Mechanisms of Endothelin-Induced Mitogenesis and Activation of Stress Response Protein Kinases

Abstract

The study of signal transduction mechanisms activated by the endothelin (ET) family of vasoactive peptides is in its infancy compared to the study of growth factor activated pathways. The most proximal mechanisms activated by ETs are well known-activation of phospholipase Cβ, and subsequently protein kinase C, and activation of plasma membrane Ca2+ channels. What is only starting to become clear is how these proximal signaling pathways, initially thought to be strikingly different from the proximal mechanisms activated by growth factors, share many similarities and both culminate in the activation of the same protein serine/threonine kinase cascade that has dominated the research on growth factor signaling over the past several years.
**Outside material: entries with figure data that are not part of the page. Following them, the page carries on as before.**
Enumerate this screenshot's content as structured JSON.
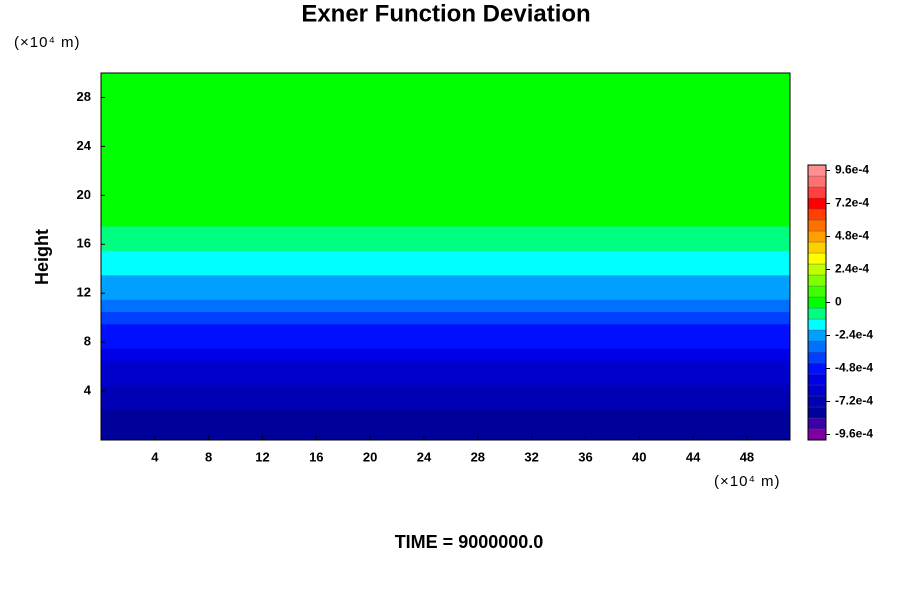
{
  "chart_data": {
    "type": "contour",
    "title": "Exner Function Deviation",
    "y_label": "Height",
    "x_unit": "(×10⁴ m)",
    "y_unit": "(×10⁴ m)",
    "annotation": "TIME = 9000000.0",
    "xlim": [
      0,
      51.2
    ],
    "ylim": [
      0,
      30
    ],
    "xticks": [
      4,
      8,
      12,
      16,
      20,
      24,
      28,
      32,
      36,
      40,
      44,
      48
    ],
    "yticks": [
      4,
      8,
      12,
      16,
      20,
      24,
      28
    ],
    "y": [
      0,
      1,
      2,
      3,
      4,
      5,
      6,
      7,
      8,
      9,
      10,
      11,
      12,
      13,
      14,
      15,
      16,
      17,
      18,
      19,
      20,
      21,
      22,
      23,
      24,
      25,
      26,
      27,
      28,
      29,
      30
    ],
    "values": [
      -0.00079,
      -0.00078,
      -0.00076,
      -0.00073,
      -0.0007,
      -0.00066,
      -0.00062,
      -0.00057,
      -0.00052,
      -0.00046,
      -0.0004,
      -0.00034,
      -0.00028,
      -0.00022,
      -0.00017,
      -0.00013,
      -9e-05,
      -6e-05,
      -4e-05,
      -2e-05,
      0,
      0,
      0,
      0,
      0,
      0,
      0,
      0,
      0,
      0,
      0
    ],
    "clim": [
      -0.001,
      0.001
    ],
    "colors": [
      "#7f00a0",
      "#3c00a8",
      "#00009a",
      "#0000b4",
      "#0000cd",
      "#0000e6",
      "#0010ff",
      "#0040ff",
      "#0070ff",
      "#00a0ff",
      "#00ffff",
      "#00ff80",
      "#00ff00",
      "#40ff00",
      "#80ff00",
      "#c0ff00",
      "#ffff00",
      "#ffd000",
      "#ffa000",
      "#ff7000",
      "#ff4000",
      "#ff0000",
      "#ff4040",
      "#ff7070",
      "#ff9090"
    ],
    "cticks": [
      {
        "value": 0.00096,
        "label": "9.6e-4"
      },
      {
        "value": 0.00072,
        "label": "7.2e-4"
      },
      {
        "value": 0.00048,
        "label": "4.8e-4"
      },
      {
        "value": 0.00024,
        "label": "2.4e-4"
      },
      0,
      {
        "value": -0.00024,
        "label": "-2.4e-4"
      },
      {
        "value": -0.00048,
        "label": "-4.8e-4"
      },
      {
        "value": -0.00072,
        "label": "-7.2e-4"
      },
      {
        "value": -0.00096,
        "label": "-9.6e-4"
      }
    ]
  }
}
This cascade, the c-Raf-1/ERK (for extracellularsignal regulated kinase, also known as MAP or mitogen-activated protein kinase) cascade) is critical to the mitogenic response to growth factors. To understand ET-induced mitogenesis it is critical to understand how G-protein-coupled receptors activate this kinase cascade since it appears that this cascade transduces signals from cell surface receptors to the nucleus, thus altering the transcription of genes which lead to the mitogenic response. In this chapter I will first explore the role of the ETs as growth factors, and then will focus on the c-Raf-1/ERK cascade, the mechanisms of its activation by ET, including putative roles of nonreceptor tyrosine kinases, and its role in the mitogenic response. I will also discuss possible roles for other pathways in the mitogenic response to ETs, including phosphoinositide-3 Kinases.